The author’s treatment of this character near the end of the novel is especially imaginative and makes this work an exemplary contemporary American novel. His ending is extremely unusual and differs from the more conventional narrative throughout most of the book, but it works very effectively. Whitehead’s book will and should be taught in literature and humanities classes in the United States and throughout the world.

It also has profound implications far beyond those and cognate fields. Law students have a compelling need to read it as well. Courses in the juvenile justice system and in criminal law generally can use this and similar works of fiction to grapple with the deeper realities of the systems they are studying. Law is much more than cases, statutes, and legal institutions; above all, it is what actually happens “on the street” or, in these cases, behind bars.

Few if any juvenile penal institutions or reform schools today bear any resemblance to the Nickel Academy. Yet many still have instances of cruelty and even brutality. Distressing percentages of inmates come from minority communities. Much of this is a result of the school to prison pipeline in the United States. Elwoods and Turners abound in our decrepit school systems. American juvenile justice institutions rarely engage in what could be called serious education and far too many of the young people currently incarcerated return to neighborhoods that are incubators of even greater criminality in the future, a consequence of grinding poverty and racism in capitalist America.

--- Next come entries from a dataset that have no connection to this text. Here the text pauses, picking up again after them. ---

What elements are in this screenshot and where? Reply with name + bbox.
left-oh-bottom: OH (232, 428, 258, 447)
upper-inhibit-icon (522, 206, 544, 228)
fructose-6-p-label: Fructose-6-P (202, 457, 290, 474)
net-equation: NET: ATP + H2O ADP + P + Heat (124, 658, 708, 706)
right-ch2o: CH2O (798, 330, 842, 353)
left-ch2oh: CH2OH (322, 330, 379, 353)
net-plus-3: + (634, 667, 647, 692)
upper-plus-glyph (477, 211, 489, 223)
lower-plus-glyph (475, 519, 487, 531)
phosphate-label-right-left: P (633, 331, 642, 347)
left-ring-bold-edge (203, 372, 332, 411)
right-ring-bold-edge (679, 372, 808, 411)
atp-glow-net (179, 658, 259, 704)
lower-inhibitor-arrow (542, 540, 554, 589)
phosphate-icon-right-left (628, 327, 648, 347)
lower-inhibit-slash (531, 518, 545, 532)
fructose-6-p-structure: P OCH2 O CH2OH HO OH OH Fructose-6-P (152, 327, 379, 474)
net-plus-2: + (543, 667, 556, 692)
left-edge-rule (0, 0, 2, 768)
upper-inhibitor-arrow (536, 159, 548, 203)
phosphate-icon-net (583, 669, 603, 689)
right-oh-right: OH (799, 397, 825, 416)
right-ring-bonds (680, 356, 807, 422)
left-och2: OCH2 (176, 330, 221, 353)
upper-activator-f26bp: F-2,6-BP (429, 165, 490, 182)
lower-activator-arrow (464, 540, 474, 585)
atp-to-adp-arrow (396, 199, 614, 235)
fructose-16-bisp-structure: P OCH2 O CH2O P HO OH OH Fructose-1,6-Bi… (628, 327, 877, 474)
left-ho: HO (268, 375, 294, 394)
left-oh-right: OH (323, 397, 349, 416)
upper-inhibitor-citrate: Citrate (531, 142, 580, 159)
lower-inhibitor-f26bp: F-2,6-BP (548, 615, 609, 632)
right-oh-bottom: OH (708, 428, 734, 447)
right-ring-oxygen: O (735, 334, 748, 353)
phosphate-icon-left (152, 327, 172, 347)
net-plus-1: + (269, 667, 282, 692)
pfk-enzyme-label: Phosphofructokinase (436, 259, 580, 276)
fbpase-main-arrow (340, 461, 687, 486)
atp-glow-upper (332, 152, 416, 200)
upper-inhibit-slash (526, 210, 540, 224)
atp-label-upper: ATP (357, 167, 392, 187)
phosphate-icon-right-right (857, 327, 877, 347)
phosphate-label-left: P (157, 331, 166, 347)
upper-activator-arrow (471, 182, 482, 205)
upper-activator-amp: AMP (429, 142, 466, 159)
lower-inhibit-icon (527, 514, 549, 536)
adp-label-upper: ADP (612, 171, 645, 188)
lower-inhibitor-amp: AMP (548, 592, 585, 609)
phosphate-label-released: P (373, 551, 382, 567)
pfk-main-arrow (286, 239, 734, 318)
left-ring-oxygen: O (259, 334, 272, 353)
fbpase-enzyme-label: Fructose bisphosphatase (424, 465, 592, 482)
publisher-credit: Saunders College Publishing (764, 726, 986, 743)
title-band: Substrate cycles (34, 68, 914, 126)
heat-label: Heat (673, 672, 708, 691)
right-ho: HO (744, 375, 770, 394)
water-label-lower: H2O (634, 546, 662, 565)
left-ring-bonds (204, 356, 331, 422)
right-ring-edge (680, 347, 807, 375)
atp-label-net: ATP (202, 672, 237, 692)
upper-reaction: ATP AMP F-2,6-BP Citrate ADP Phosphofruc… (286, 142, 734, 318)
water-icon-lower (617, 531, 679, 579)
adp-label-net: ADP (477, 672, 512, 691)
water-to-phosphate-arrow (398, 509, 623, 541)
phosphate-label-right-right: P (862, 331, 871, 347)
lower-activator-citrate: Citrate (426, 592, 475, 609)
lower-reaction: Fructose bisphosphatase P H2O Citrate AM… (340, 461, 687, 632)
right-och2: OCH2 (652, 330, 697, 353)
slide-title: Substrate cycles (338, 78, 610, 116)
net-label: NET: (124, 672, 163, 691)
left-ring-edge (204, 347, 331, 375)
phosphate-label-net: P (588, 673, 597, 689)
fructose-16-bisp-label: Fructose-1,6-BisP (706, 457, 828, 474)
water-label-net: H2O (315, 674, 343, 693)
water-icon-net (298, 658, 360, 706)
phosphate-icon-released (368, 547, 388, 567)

Colson Whitehead has written an outstanding, dark, and deeply troubling novel. I think that law school acceptance packets should include it along with official letters of congratulations.

NOTES

1. The word “nigger” is repulsive and has had horrific consequences on millions of human beings for centuries. But language is contextual. When that monstrous word is used pejoratively, it must be instantly and strongly condemned. But in literature and other artworks, it can have powerful descriptive functions, especially when used by African American writers and artists. That is the case in this text.